COOL UNDER ‘FIRE’
David Eigenberg on filming with firefighters, remembering ‘Sex and the City’ and relishing family time in Bucktown
Aformer Marine and a family man with a 4-year-old son and a devoted wife, David Eigenberg closely resembles Steve Brady, the beloved, amiable bartender he played for 12 years on HBO’s “Sex and the City” and in the franchise’s subsequent films. In fact, the producers took such a liking to Eigenberg that they wrote the character of Steve with him in mind.
But even with that series’ success and the celebrity it imparted on him, Eigenberg has held on to the humility he acquired growing up outside Chicago. “I just lucked out and landed in the right place at the right time,” he says of his star turn on the show.
That down-to-earth sensibility is part of what makes Eigenberg, 48, so compelling as a character actor. It’s certainly apparent in his latest role on “Chicago Fire,” the NBC drama that premiered in the fall and follows a squad of local firefighters and paramedics. Eigenberg plays Christopher Herrmann, a veteran firefighter and self-effacing father and husband who’s evicted from his home in the very first episode. “When I first read the script, I was like, ‘Wow. This guy is right up my alley,’ ” he says.

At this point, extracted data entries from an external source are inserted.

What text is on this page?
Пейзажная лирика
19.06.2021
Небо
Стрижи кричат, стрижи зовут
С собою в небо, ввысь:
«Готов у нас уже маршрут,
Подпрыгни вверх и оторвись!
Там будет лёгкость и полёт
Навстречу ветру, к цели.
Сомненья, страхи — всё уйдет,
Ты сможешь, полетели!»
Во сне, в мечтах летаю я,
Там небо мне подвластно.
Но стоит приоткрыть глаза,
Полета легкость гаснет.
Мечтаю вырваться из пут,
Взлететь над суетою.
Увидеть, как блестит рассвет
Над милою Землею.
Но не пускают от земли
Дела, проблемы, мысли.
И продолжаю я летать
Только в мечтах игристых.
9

Like Herrmann, Eigenberg has had his share of character-building experiences. Though he was born in Long Island, Eigenberg spent his youth bouncing around a series of Chicago suburbs, finally landing in Naperville, where he was, as he puts it, a “juvenile delinquent.” “I got mixed up in teenage drinking, getting into trouble, carousing,” he admits. “I ripped out my parents’ hearts a few times.”